On Monday, 24 February 2014 at 18:59:32 UTC, Steven Schveighoffer
wrote:
On Mon, 24 Feb 2014 11:36:50 -0500, Frustrated <c1514...@drdrb.com> wrote:

http://dpaste.dzfl.pl/c25655e2dfe9

The code above simplifies using interfaces as the programming
object. It allows one to program the derived classes as if they
were not part of an abstraction by mapping the abstracted virtual
methods to concrete methods.

e.g.,

class WindowsGui : iGui
{
        WindowsButton _button;
        @property WindowsButton button(WindowsButton b) { return
(_button = b); }
        
        mixin(Fixup!(WindowsGui, iButton, WindowsButton));
}

instead of

class WindowsGui : iGui
{
        WindowsButton _button;
         @property iButton button(iButton b)
         {
assert(cast(WindowsButton)b !is null, `Invalid object
type dependency mismatch! Type: `~b.classinfo.name~` Type
Expected: WindowsButton`);
             auto bb = cast(WindowsButton)b;
             // do work with bb.
         }
}

Nice work!

One problem with the template is that b.classinfo.name returns
the interface instead of the actual class.

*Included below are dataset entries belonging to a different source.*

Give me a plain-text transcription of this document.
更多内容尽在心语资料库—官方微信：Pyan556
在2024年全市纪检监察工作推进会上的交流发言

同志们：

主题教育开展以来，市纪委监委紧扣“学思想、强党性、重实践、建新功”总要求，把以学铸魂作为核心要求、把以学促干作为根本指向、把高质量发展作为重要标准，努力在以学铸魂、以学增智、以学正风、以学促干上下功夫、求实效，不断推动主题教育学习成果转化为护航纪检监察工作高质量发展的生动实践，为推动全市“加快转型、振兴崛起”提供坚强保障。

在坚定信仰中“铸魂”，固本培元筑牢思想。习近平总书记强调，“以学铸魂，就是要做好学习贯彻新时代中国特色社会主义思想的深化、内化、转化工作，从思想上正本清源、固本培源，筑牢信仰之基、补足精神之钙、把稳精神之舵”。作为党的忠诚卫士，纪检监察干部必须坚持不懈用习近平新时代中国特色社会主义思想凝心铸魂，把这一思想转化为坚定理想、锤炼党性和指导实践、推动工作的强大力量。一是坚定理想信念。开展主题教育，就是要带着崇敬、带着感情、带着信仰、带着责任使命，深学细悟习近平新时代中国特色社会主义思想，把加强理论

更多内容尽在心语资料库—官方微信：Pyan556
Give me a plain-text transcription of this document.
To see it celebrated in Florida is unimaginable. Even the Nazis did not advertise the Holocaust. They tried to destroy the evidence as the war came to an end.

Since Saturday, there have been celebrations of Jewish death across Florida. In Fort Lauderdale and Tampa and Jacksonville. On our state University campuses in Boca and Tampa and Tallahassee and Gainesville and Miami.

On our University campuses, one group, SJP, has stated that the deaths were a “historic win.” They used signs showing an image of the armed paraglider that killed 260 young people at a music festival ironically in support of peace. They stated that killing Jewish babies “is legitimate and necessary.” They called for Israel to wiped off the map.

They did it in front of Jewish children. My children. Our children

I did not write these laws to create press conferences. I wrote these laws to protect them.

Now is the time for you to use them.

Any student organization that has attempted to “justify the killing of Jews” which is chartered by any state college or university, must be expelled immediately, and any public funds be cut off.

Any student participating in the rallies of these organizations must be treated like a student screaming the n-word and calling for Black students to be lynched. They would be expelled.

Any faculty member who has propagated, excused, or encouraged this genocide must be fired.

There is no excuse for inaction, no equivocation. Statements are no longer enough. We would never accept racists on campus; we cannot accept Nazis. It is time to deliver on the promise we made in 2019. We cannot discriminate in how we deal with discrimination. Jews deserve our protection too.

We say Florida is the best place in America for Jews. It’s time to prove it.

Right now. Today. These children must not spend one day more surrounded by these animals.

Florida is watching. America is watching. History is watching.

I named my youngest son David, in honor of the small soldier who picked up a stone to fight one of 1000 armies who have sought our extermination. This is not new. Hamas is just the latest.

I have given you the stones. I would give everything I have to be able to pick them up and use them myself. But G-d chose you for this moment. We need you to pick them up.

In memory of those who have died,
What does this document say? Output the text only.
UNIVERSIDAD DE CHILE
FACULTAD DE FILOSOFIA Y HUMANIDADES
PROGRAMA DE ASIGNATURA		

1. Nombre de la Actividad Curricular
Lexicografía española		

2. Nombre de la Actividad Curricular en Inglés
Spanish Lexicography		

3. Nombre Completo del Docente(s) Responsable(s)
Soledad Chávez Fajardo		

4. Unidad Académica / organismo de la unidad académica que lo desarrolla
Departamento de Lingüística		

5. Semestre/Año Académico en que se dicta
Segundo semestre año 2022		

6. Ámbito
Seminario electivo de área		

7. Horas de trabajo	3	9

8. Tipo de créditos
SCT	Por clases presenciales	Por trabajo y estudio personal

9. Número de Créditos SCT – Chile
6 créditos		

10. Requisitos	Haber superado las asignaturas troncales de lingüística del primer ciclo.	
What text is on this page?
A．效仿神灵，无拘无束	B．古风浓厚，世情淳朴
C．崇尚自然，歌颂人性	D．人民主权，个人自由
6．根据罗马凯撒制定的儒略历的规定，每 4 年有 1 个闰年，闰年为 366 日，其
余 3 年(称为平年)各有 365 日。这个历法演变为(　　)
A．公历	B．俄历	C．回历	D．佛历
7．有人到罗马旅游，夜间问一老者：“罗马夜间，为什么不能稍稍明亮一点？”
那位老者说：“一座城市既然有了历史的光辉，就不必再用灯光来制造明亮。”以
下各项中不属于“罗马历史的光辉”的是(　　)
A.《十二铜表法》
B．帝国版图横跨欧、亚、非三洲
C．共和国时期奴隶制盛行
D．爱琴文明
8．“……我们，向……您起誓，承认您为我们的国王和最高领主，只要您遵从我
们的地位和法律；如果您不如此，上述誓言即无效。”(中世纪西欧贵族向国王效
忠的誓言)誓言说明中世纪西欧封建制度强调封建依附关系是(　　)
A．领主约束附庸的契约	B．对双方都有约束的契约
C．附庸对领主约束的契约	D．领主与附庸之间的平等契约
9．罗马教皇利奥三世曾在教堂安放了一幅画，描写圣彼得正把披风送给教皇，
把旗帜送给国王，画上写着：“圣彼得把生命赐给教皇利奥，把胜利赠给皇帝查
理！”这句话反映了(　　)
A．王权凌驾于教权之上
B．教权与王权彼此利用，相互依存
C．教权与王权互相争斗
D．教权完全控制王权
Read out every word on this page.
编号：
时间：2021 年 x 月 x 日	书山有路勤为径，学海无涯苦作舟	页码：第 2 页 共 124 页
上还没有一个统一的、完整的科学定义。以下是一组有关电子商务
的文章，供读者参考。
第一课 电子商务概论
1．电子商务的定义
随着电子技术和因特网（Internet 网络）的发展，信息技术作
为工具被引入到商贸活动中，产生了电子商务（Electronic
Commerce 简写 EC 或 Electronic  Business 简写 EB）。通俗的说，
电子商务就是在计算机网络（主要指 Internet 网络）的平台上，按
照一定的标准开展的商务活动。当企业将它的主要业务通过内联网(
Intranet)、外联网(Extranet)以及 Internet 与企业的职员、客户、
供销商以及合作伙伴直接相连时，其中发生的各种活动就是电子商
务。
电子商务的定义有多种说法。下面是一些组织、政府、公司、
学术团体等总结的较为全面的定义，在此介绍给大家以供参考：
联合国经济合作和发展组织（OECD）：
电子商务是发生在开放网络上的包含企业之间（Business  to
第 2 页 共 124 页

Hm... classinfo (now typeid) should get the most derived type from an instance. This may be a factor of it being an interface instance vs. a class instance. A simple test:

Stevens-MacBook-Pro:~ steves$ cat testinterface.d
import std.stdio;

interface I
{
}

class C : I
{
}

void main()
{
    I i = new C;
    writeln(typeid(i).name);
    writeln(typeid(cast(Object)i).name);
}
Stevens-MacBook-Pro:~ steves$ ./testinterface
testinterface.I
testinterface.C

Looks like that is the case. Note that classinfo is not part of the language any more, and will likely be deprecated. typeid is the correct mechanism to get the TypeInfo of a derived class.

I'm thinking this is incorrect, typeid should get the derived class type IMO. It shouldn't be that difficult or costly for the compiler to do.


Thanks. Now the correct type is known. One could, for example, look for wrappers/adapters/etc to get a linuxbutton into a windowsbutton(if so desired, throw a well informed error, etc.

Hopefully though, now you see the point. It is a runtime contract
that you make since you can't specify it at compile time(since D
doesn't supports it).

In any case the mixin needs some work and testing. Would just
like to get the proper class name for the type. It is, at the
very least, a proof of concept.

Unfortunately the main downside is the vtable is twice as big. Final or static methods could be used for this. If the compiler could manage such a system it could do the job better. (There would be no extra functions needed and the calls would be faster)




The issue is this: I want to program to interfaces(requiring the class(WindowsGui) to use base interfaces(iButton) to satisfy the interface.

The problem is this compile time contract is to generic and makes coding the classes more verbose. The mixin reduces the verbosity and provides a runtime contract(we enforce it using asserts in this case).

The benefit of the mixin is that coding WindowsGui is simpler and more direct and it's dependency on WindowsButton(not iButton) is known at compile time(But enforced at runtime by assert). Would you not agree? Everything else is essentially identical.